Edwards M H, Pierangeli S, Liu X, Barker J H, Anderson G, Harris E N
Department of Medicine, University of Louisville, Ky 40292, USA.
Circulation. 1997 Dec 16;96(12):4380-4. doi: 10.1161/01.cir.96.12.4380.
Previous studies have demonstrated that human monoclonal and polyclonal anticardiolipin antibodies have thrombogenic properties in vivo. Using such a model in which these antibodies have been shown to increase both the size of an induced thrombus and the duration of time in which such a clot lasts, we investigated whether hydroxychloroquine alters the dynamics of such thrombus formation.
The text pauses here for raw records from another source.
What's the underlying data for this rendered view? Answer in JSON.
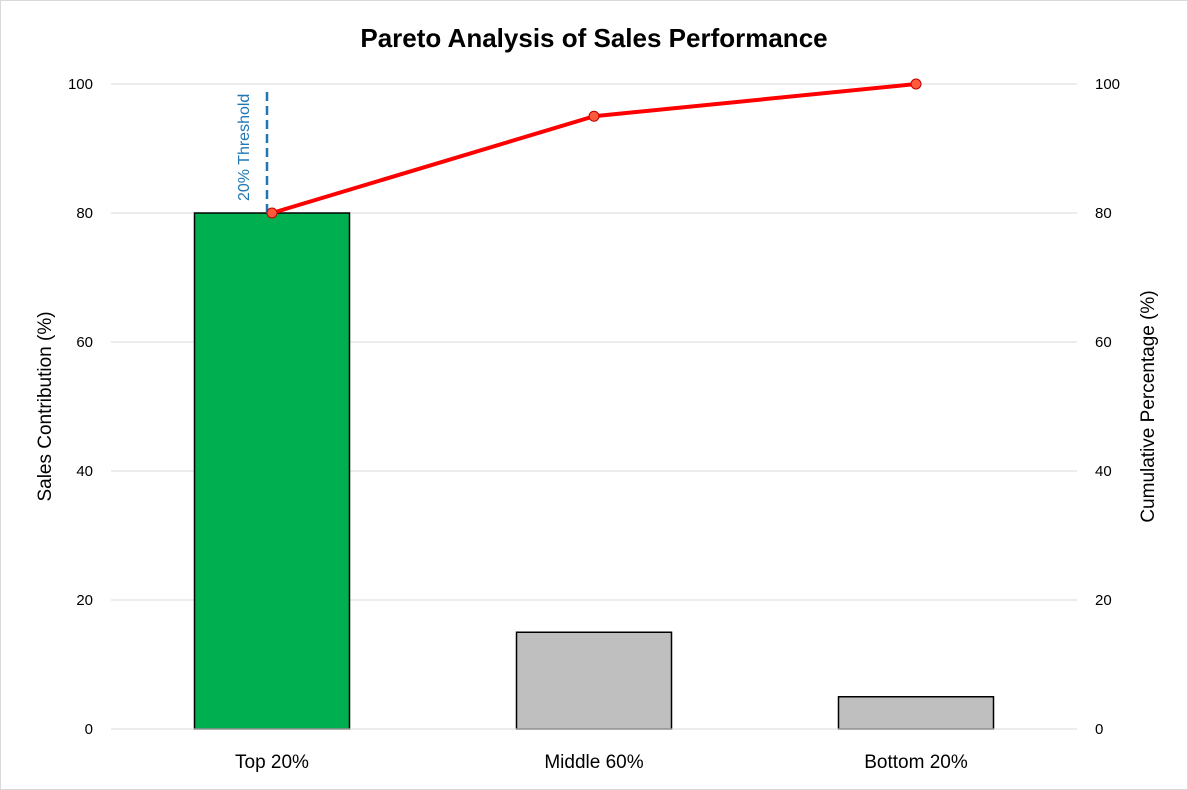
{
  "chart_data": {
    "type": "bar",
    "title": "Pareto Analysis of Sales Performance",
    "categories": [
      "Top 20%",
      "Middle 60%",
      "Bottom 20%"
    ],
    "series": [
      {
        "name": "Sales Contribution (%)",
        "type": "bar",
        "axis": "left",
        "values": [
          80,
          15,
          5
        ],
        "colors": [
          "#00b050",
          "#bfbfbf",
          "#bfbfbf"
        ]
      },
      {
        "name": "Cumulative Percentage (%)",
        "type": "line",
        "axis": "right",
        "values": [
          80,
          95,
          100
        ],
        "color": "#ff0000",
        "marker_color": "#ff5a3c"
      }
    ],
    "ylabel": "Sales Contribution (%)",
    "y2label": "Cumulative Percentage (%)",
    "ylim": [
      0,
      100
    ],
    "y2lim": [
      0,
      100
    ],
    "yticks": [
      0,
      20,
      40,
      60,
      80,
      100
    ],
    "y2ticks": [
      0,
      20,
      40,
      60,
      80,
      100
    ],
    "grid": true,
    "annotations": [
      {
        "text": "20% Threshold",
        "category": "Top 20%",
        "from": 80,
        "to": 99,
        "color": "#1f77b4",
        "style": "dashed"
      }
    ]
  }
}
Three groups of nine mice were injected with purified immunoglobulin G (IgG) from a patient with the antiphospholipid syndrome (IgG-APS) and then fed with hydroxychloroquine at various doses (100, 6, and 3 mg/kg body wt). Three control groups of mice were also studied, including mice injected with IgG-APS and then fed with placebo, as well as two other groups injected with IgG from normal human serum and fed either hydroxychloroquine or placebo. A standardized thrombogenic injury was subsequently induced in the femoral vein of each mouse and the area (size) of thrombus measured as well as the total period of time that thrombus was present. Mice treated with hydroxychloroquine and IgG-APS showed significantly smaller thrombi that persisted for a shorter period of time compared with animals treated with IgG-APS and placebo.
Hydroxychloroquine significantly diminished both thrombus size and total time of thrombus formation in mice previously injected with IgG-APS.
既往研究表明,人源单克隆和多克隆抗心磷脂抗体在体内具有致血栓形成特性。在这样一个模型中,已证实这些抗体会增加诱导血栓的大小以及此类血凝块持续的时间,我们研究了羟氯喹是否会改变此类血栓形成的动态过程。
将三组每组9只小鼠注射来自抗磷脂综合征患者的纯化免疫球蛋白G(IgG-APS),然后分别给予不同剂量(100、6和3mg/kg体重)的羟氯喹。还研究了三组对照小鼠,包括注射IgG-APS后给予安慰剂的小鼠,以及另外两组分别注射正常人血清IgG并给予羟氯喹或安慰剂的小鼠。随后在每只小鼠的股静脉诱导标准化的致血栓形成损伤,并测量血栓的面积(大小)以及血栓存在的总时间。与注射IgG-APS和安慰剂的动物相比,用羟氯喹和IgG-APS治疗的小鼠血栓明显更小,持续时间更短。
羟氯喹显著减小了先前注射IgG-APS的小鼠的血栓大小和血栓形成的总时间。